Starting this week, and every week until October, a ten-minute literary extract will be released by the project team, led by Dr Alexandra Paddock, Professor Kirsten Shepherd-Barr and Dr Erica Lombard.  These will be from a wide selection of genres, including novels, essays, poetry and short stories. Each will be accompanied by a short introduction (in text, video or audio format) by an Oxford academic suggesting themes or contexts and suggestions for further reading – with a free link to the full text.

Starting this week, and every week until October, a ten-minute literary extract will be released

Dr Paddock said, ‘We noticed during lockdown that so many people turned to literature for escape, connection and excitement but, at the same time, the pressures of lockdown were making long, intense stretches of reading harder…That is why we set up Ten-Minute Book Club – although we strongly believe its content will be relevant and useful long after the current restrictions have been removed.

‘For this project, we brought forward some resources from our project LitHits, a free app being created in the English faculty, which is designed to tackle some of the barriers to reading for pleasure.’

Professor Karen O’Brien, Head of Humanities at Oxford and a founder of the project, said, ‘We believe literature is more important than ever, as we live through the current pandemic and come to terms with its challenges and meaning for all of our lives. Ten-Minute Book Club aims to make a great conversation about literature possible, and to offer a quick and accessible way into some of the greatest writing by extraordinary writers from all backgrounds, guided by Oxford’s expertise on exciting authors and books.’

Ten-Minute Book Club aims to make a great conversation about literature possible, and to offer a quick and accessible way into some of the greatest writing by extraordinary writers from all backgrounds, guided by Oxford’s expertise on exciting authors and books

Dr Paddock added, ‘We have designed Ten-Minute Book Club as a DIY collection of readings to be enjoyed alone or to spark discussion with family, friends, colleagues or anyone else…We chose a mixture of classic well-known literature and outstanding works which deserve more prominence, mostly from the nineteenth and early twentieth centuries.’

‘All the works are originally written in English, by authors from all over the world, including New Zealand, Ireland, the Caribbean, India, United States and Britain…Whilst our brief, curated extracts might encourage readers to dive into the full book, we also want to emphasise the worth of engaging with shorter reading.’

She concluded, ‘In choosing our writers we aim to foreground the historical importance of writers of colour and the global history of literature in English.
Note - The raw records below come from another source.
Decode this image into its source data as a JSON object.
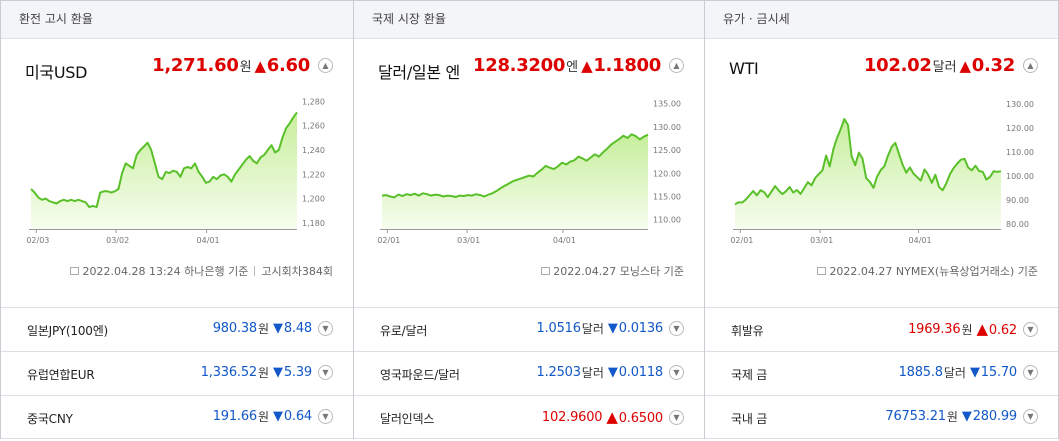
{
  "panels": [
    {
      "header": "환전 고시 환율",
      "main": {
        "name": "미국USD",
        "value": "1,271.60",
        "unit": "원",
        "change_symbol": "▲",
        "change": "6.60",
        "direction": "up"
      },
      "source": {
        "text": "2022.04.28 13:24 하나은행 기준",
        "extra": "고시회차384회"
      },
      "rows": [
        {
          "name": "일본JPY(100엔)",
          "value": "980.38",
          "unit": "원",
          "change_symbol": "▼",
          "change": "8.48",
          "direction": "down"
        },
        {
          "name": "유럽연합EUR",
          "value": "1,336.52",
          "unit": "원",
          "change_symbol": "▼",
          "change": "5.39",
          "direction": "down"
        },
        {
          "name": "중국CNY",
          "value": "191.66",
          "unit": "원",
          "change_symbol": "▼",
          "change": "0.64",
          "direction": "down"
        }
      ]
    },
    {
      "header": "국제 시장 환율",
      "main": {
        "name": "달러/일본 엔",
        "value": "128.3200",
        "unit": "엔",
        "change_symbol": "▲",
        "change": "1.1800",
        "direction": "up"
      },
      "source": {
        "text": "2022.04.27 모닝스타 기준"
      },
      "rows": [
        {
          "name": "유로/달러",
          "value": "1.0516",
          "unit": "달러",
          "change_symbol": "▼",
          "change": "0.0136",
          "direction": "down"
        },
        {
          "name": "영국파운드/달러",
          "value": "1.2503",
          "unit": "달러",
          "change_symbol": "▼",
          "change": "0.0118",
          "direction": "down"
        },
        {
          "name": "달러인덱스",
          "value": "102.9600",
          "unit": "",
          "change_symbol": "▲",
          "change": "0.6500",
          "direction": "up"
        }
      ]
    },
    {
      "header": "유가 · 금시세",
      "main": {
        "name": "WTI",
        "value": "102.02",
        "unit": "달러",
        "change_symbol": "▲",
        "change": "0.32",
        "direction": "up"
      },
      "source": {
        "text": "2022.04.27 NYMEX(뉴욕상업거래소) 기준"
      },
      "rows": [
        {
          "name": "휘발유",
          "value": "1969.36",
          "unit": "원",
          "change_symbol": "▲",
          "change": "0.62",
          "direction": "up"
        },
        {
          "name": "국제 금",
          "value": "1885.8",
          "unit": "달러",
          "change_symbol": "▼",
          "change": "15.70",
          "direction": "down"
        },
        {
          "name": "국내 금",
          "value": "76753.21",
          "unit": "원",
          "change_symbol": "▼",
          "change": "280.99",
          "direction": "down"
        }
      ]
    }
  ],
  "colors": {
    "up": "#dd0000",
    "down": "#1258c8",
    "line": "#5ac02a",
    "fill_top": "#c7ee9c",
    "fill_bottom": "#f6fdee"
  },
  "chart_data": [
    {
      "type": "area",
      "x_ticks": [
        "02/03",
        "03/02",
        "04/01"
      ],
      "y_ticks": [
        "1,180",
        "1,200",
        "1,220",
        "1,240",
        "1,260",
        "1,280"
      ],
      "ylim": [
        1175,
        1282
      ],
      "series": [
        {
          "values": [
            1208,
            1205,
            1201,
            1199,
            1200,
            1198,
            1197,
            1196,
            1198,
            1199,
            1198,
            1199,
            1198,
            1199,
            1198,
            1197,
            1193,
            1194,
            1193,
            1205,
            1206,
            1206,
            1205,
            1206,
            1208,
            1221,
            1229,
            1227,
            1225,
            1236,
            1240,
            1243,
            1246,
            1240,
            1229,
            1218,
            1216,
            1222,
            1221,
            1223,
            1222,
            1218,
            1225,
            1226,
            1225,
            1229,
            1222,
            1218,
            1213,
            1214,
            1218,
            1216,
            1219,
            1220,
            1218,
            1214,
            1220,
            1224,
            1228,
            1232,
            1235,
            1231,
            1229,
            1234,
            1236,
            1240,
            1244,
            1238,
            1240,
            1250,
            1258,
            1262,
            1267,
            1271
          ]
        }
      ]
    },
    {
      "type": "area",
      "x_ticks": [
        "02/01",
        "03/01",
        "04/01"
      ],
      "y_ticks": [
        "110.00",
        "115.00",
        "120.00",
        "125.00",
        "130.00",
        "135.00"
      ],
      "ylim": [
        108,
        136
      ],
      "series": [
        {
          "values": [
            115.2,
            115.3,
            115.0,
            114.8,
            115.4,
            115.1,
            115.5,
            115.3,
            115.6,
            115.2,
            115.7,
            115.5,
            115.2,
            115.4,
            115.3,
            115.0,
            115.2,
            115.1,
            114.9,
            115.2,
            115.1,
            115.3,
            115.2,
            115.5,
            115.3,
            115.0,
            115.4,
            115.7,
            116.2,
            116.8,
            117.3,
            117.8,
            118.3,
            118.6,
            118.9,
            119.2,
            119.5,
            119.3,
            120.1,
            120.8,
            121.6,
            121.2,
            120.9,
            121.5,
            122.3,
            121.9,
            122.5,
            122.8,
            123.6,
            123.2,
            122.7,
            123.4,
            124.1,
            123.6,
            124.5,
            125.3,
            126.2,
            126.8,
            127.4,
            128.1,
            127.6,
            128.4,
            128.0,
            127.3,
            127.9,
            128.3
          ]
        }
      ]
    },
    {
      "type": "area",
      "x_ticks": [
        "02/01",
        "03/01",
        "04/01"
      ],
      "y_ticks": [
        "80.00",
        "90.00",
        "100.00",
        "110.00",
        "120.00",
        "130.00"
      ],
      "ylim": [
        78,
        132
      ],
      "series": [
        {
          "values": [
            88.2,
            89.1,
            89.0,
            90.3,
            92.1,
            93.8,
            92.0,
            94.1,
            93.3,
            91.2,
            93.5,
            95.8,
            94.0,
            92.5,
            93.7,
            95.4,
            93.1,
            94.2,
            92.6,
            95.0,
            97.5,
            96.1,
            99.2,
            100.8,
            102.4,
            108.5,
            104.0,
            111.2,
            115.8,
            119.5,
            123.7,
            121.2,
            108.3,
            104.5,
            109.7,
            107.2,
            99.1,
            97.6,
            95.1,
            99.8,
            102.5,
            104.1,
            108.5,
            112.1,
            113.8,
            109.2,
            104.7,
            101.4,
            103.6,
            101.0,
            99.5,
            98.1,
            102.7,
            100.6,
            97.2,
            100.5,
            95.4,
            94.1,
            97.0,
            100.8,
            103.3,
            105.2,
            106.8,
            107.1,
            103.5,
            102.4,
            104.3,
            102.1,
            101.7,
            98.5,
            99.7,
            102.0,
            101.7,
            102.0
          ]
        }
      ]
    }
  ]
}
We are committed to reckoning with the colonial values still inherent in the canon of English literature, and to the urgency and importance of working to decolonise the curriculum.’
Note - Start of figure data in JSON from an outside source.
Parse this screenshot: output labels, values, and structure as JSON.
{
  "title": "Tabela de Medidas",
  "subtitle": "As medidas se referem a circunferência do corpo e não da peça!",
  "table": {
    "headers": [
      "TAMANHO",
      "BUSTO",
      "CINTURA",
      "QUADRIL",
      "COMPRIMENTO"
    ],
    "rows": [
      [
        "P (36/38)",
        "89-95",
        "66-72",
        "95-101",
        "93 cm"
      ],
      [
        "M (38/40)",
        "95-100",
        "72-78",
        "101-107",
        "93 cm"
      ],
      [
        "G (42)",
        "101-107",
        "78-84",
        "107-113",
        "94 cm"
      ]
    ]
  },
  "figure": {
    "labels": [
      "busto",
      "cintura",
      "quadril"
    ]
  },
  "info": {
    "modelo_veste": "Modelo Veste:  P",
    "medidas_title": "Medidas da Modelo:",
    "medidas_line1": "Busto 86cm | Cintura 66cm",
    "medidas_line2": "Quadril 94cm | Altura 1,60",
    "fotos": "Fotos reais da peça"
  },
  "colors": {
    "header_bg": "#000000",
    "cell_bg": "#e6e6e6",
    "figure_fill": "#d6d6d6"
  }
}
The first book to be released is The Souls of Black Folk by the 19th century sociologist, Pan-Africanist, novelist and critic W.E.B. Du Bois. In addition, the list of authors includes: Toru Dutt, Mary Prince, Geoffrey Chaucer and Patience Agbabi, Olaudah Equiano, Katherine Mansfield, Elizabeth Keckley, James Joyce, Mary Shelley and Charlotte Brontë.

Patience Agbabi, is an Oxford English alumna, and the one modern-day writer in the toolkit. She kindly gave permission for her text to be used for free. The other books are out of copyright .

The resources in the Ten-Minute Book Club were created by Oxford’s Great Writers InspireWriters Make Worlds and LitHits projects, and supported by the Faculty of English and the Humanities Division at Oxford University. A new book will be released here each week.